I also found that A People's History works best in the parts where the name is treated literally — as a history focused on people — rather than euphemistically — see: the People's Republic of ______. As the book starts covering the rise of populism and socialism in the early 20th century, Zinn allows himself to get pulled from the stories of people living under government decisions and in a harsh, dangerous industrial economy to the political efforts he would side with. In his defense, mass demonstrations, general strikes, and calls for government control of industries have been pushed to the margins in many books, but Zinn presents a certain kind of movement as the most legitimate. As we push into the Nixon and Reagan eras his argument really gets strained. He raises up mass demonstrations as the voice of the people, but then has to get it to jibe with the electoral victories of angry, pro-capital men like Nixon, Reagan and Bush in moments that seem to be defined by activism. He looks at elections with skepticism, noting that over half the electorate stays home. This means even the landslide electoral victories represent the votes of just over a quarter of the electorate — a fair point. He attributes this to disillusionment then says the elected act undemocratically when they take positions that go against what the people believe according to polls. It's at worst a convenient belief, at best an optimistic one.

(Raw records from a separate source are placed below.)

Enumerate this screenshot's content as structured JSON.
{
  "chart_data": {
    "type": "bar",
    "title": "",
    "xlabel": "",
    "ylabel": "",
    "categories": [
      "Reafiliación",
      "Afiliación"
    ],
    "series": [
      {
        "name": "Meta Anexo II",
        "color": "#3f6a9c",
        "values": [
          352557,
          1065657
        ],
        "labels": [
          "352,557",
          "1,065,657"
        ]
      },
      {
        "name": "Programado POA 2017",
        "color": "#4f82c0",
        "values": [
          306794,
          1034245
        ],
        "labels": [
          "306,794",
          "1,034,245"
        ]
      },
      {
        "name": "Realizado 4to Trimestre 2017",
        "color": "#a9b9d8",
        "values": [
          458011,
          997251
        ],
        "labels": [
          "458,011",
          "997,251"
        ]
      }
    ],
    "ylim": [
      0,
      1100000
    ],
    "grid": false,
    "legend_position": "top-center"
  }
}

Some Democrats are now playing with the idea that a true economic populist would swing working-class voters back to their party, but Zinn seems to believe that such a platform would rewire the whole system, break down the cultural and political lines that divide natural allies in the poor, working and middle classes. I think he has to believe this. Addressing many of the systemic problems would require a huge electoral mandate ... or a turning away from democracy as we know it.
Part of his turn toward demonstrations, he acknowledges, is to offer some hope. This is a devastating book that highlights how the government has done many truly indefensible things that we now have to live with. America's is a devastating and moving history. It's also very long, and in Zinn's hands, sometimes tedious. I had to put it down for a few months — after the election — partly because it was a lot to handle and because I hit a wall.
For those who have been frightened by the openly antagonistic role of the current administration to immigrants, the poor, people of color, the LGBTQ community, and so on, this is great place to start reminding yourself that America has never been good to these groups and how easily it can slip from bad to worse. There are constant efforts to bury the sins of our past, by removing it from our schools, by decrying these facts as unpatriotic, but knowledge is the first step in making real change to address these deep-rooted problems.